NY.GDP.PCAP.CD.2009 "65790.07" "40275.25" "45305.05"
NY.GDP.PCAP.CD.2008 "68555.37" "44132.04" "46759.56"
NY.GDP.PCAP.CD.2007 "59663.77" "40402.99" "46349.12"
The wdi object looks like this:
> wdi
iso2c country NY.GDP.PCAP.CD year
1 CH Switzerland 70572.657 2010
2 CH Switzerland 65790.067 2009
3 CH Switzerland 68555.372 2008
4 CH Switzerland 59663.770 2007
...
30 CH Switzerland 16219.906 1981
31 CH Switzerland 17807.340 1980
32 DE Germany 40163.817 2010
33 DE Germany 40275.251 2009
34 DE Germany 44132.042 2008
...
62 DE Germany 11746.404 1980
63 US United States 46615.511 2010
64 US United States 45305.052 2009
In front of a computer again... so here's an update.
As mentioned in my comments, dcast from "reshape2" is quite convenient for this. You can get similar functionality from xtabs in base R if you're just doing the reshaping step.
x <- xtabs(NY.GDP.PCAP.CD ~ year + iso2c, wdi)
head(x)
# iso2c
# year CH DE US
# 1980 17807.34 11746.404 12179.56
# 1981 16219.91 9879.457 13526.19
# 1982 16527.46 9593.657 13932.68
# 1983 16398.24 9545.859 15000.09
# 1984 15601.26 9012.479 16539.38
# 1985 15748.95 9125.121 17588.81
xtabs creates a matrix of class "xtabs", so to get a data.frame, wrap the output in as.data.frame.matrix.
head(as.data.frame.matrix(x))
# CH DE US
# 1980 17807.34 11746.404 12179.56
# 1981 16219.91 9879.457 13526.19
# 1982 16527.46 9593.657 13932.68
# 1983 16398.24 9545.859 15000.09
# 1984 15601.26 9012.479 16539.38
# 1985 15748.95 9125.121 17588.81
To answer your other question you had asked in your comment: However isn't their a smarter way that puts the data directly to the right format by using only the reshape function?. The answer is "Yes. Just swap what you were using for the "idvar" and "timevar" in your original reshape attempt."
y <- reshape(wdi[-2], direction = "wide", idvar="year", timevar="iso2c")
## Optional step to clean up the resulting names
names(y) <- gsub("NY.GDP.PCAP.CD.", "", names(y))
head(y)
# year CH DE US
# 1 2010 70572.66 40163.82 46615.51
# 2 2009 65790.07 40275.25 45305.05
# 3 2008 68555.37 44132.04 46759.56
# 4 2007 59663.77 40402.99 46349.12
# 5 2006 54140.50 35237.60 44622.64
# 6 2005 51734.30 33542.78 42516.39
When using the reshape function, sometimes it helps to ignore the "id" and "time" parts of the argument names and think instead about where they are to go. ID variables usually make up a column, and time variables usually spread out wide, one column for each time.

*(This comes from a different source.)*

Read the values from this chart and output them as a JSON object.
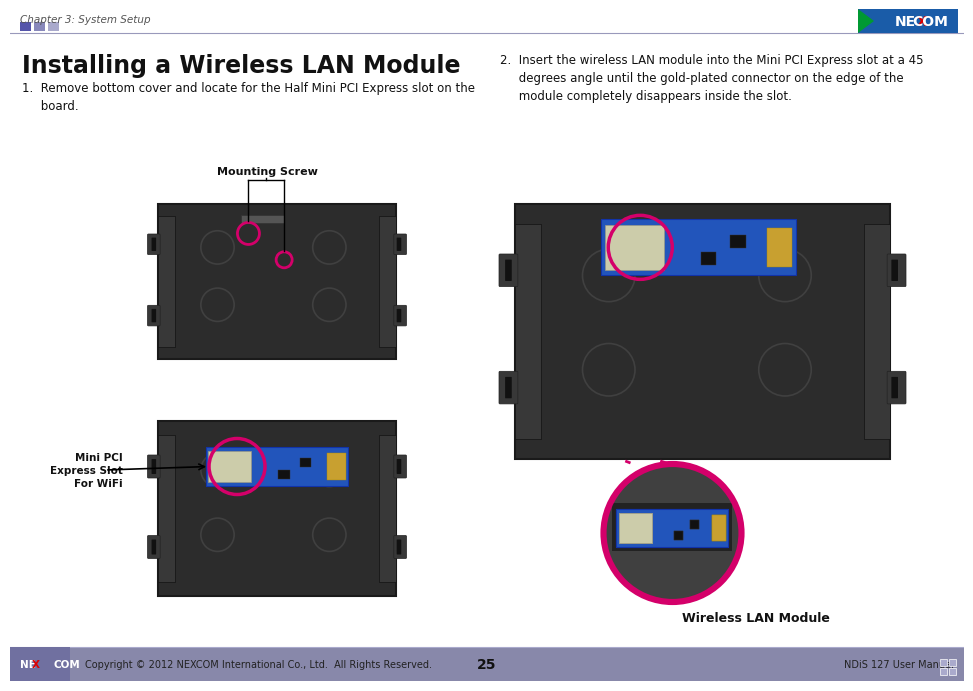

So, even though we might think of "country" as the actual ID variable, for the data format that you want, it is more of a time variable.
Hopefully this helps, even though you've already accepted an answer :)

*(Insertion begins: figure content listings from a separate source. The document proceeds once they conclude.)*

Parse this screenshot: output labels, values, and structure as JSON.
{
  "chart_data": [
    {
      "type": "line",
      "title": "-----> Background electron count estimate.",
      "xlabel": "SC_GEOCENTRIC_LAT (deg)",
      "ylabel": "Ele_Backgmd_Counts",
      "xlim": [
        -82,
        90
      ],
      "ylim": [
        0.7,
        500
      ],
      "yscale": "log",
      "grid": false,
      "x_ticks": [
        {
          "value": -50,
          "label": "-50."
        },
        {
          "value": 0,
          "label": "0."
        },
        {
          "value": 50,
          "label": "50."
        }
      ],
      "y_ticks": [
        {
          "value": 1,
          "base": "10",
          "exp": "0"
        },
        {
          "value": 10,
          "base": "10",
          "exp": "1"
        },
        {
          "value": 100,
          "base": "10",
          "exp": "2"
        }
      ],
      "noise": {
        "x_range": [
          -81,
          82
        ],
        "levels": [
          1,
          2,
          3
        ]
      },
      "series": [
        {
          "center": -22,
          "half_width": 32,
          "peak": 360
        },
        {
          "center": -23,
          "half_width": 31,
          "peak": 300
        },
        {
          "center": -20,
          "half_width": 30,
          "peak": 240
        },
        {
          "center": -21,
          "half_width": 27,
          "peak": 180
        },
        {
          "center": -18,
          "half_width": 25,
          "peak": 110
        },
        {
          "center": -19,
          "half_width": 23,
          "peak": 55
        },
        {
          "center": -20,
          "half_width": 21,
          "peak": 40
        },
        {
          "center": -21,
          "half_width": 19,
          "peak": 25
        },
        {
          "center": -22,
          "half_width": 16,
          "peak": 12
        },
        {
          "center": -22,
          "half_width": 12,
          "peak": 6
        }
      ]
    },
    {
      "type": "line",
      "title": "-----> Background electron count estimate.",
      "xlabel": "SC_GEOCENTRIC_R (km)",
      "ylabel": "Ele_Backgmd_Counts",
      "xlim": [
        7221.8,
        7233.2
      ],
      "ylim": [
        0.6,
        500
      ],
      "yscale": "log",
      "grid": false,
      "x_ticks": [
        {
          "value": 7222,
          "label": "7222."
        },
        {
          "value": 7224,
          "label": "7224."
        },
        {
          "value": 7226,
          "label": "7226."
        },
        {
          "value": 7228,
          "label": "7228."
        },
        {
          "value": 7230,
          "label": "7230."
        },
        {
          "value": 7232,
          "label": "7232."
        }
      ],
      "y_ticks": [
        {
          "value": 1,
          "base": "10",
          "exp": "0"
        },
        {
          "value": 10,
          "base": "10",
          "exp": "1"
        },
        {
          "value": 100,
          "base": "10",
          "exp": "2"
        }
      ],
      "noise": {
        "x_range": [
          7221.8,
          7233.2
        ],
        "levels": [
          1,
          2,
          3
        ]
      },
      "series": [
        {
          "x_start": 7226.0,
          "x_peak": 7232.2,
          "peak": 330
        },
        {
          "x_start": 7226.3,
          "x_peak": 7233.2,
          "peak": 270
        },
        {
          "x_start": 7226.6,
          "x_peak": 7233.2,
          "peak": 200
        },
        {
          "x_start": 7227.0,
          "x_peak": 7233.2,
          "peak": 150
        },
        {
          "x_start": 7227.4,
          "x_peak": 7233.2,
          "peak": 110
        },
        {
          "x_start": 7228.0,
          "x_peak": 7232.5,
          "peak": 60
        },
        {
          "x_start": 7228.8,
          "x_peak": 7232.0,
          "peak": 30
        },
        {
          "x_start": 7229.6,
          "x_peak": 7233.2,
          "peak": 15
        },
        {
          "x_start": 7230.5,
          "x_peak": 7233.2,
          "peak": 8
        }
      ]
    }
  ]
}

It is really easy to achieve using reshape2.
require(reshape2)
dcast(wdi[,-2], year ~ iso2c, value.var = 'NY.GDP.PCAP.CD')

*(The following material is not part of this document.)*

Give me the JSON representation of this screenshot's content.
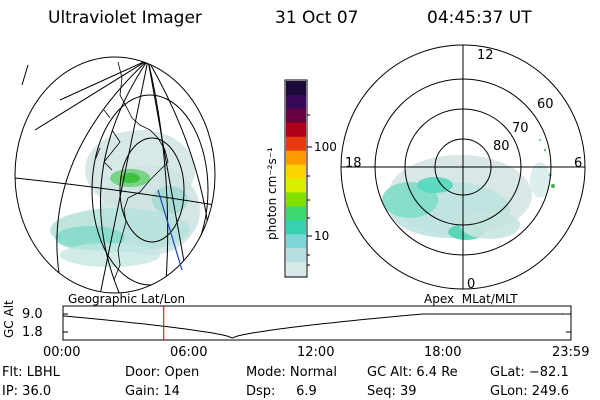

EDIT. Oops, I did not see the comment posted by Ananda Mahto with the same solution. Anand, if you post your comment as an answer, I will delete mine.
Here is a base R solution.
# renames the NY.GDP column and drops all but two columns
trans_one <- function(dat) {
newcol <- dat[1, "iso2c"]
idx <- which(colnames(dat)=="NY.GDP.PCAP.CD")
colnames(dat)[[idx]] <- newcol
dat <- dat[,c(newcol, "year")]
dat
}
# split by country
sp <- split(wdi, wdi$iso2c)
# merge
fun <- function(x,y) {
merge(x, trans_one(y), by="year", all=TRUE)
}
Reduce(fun, x=tail(sp, -1), init=trans_one(sp[[1]]))
However, the reshape2 looks more straightforward to me now.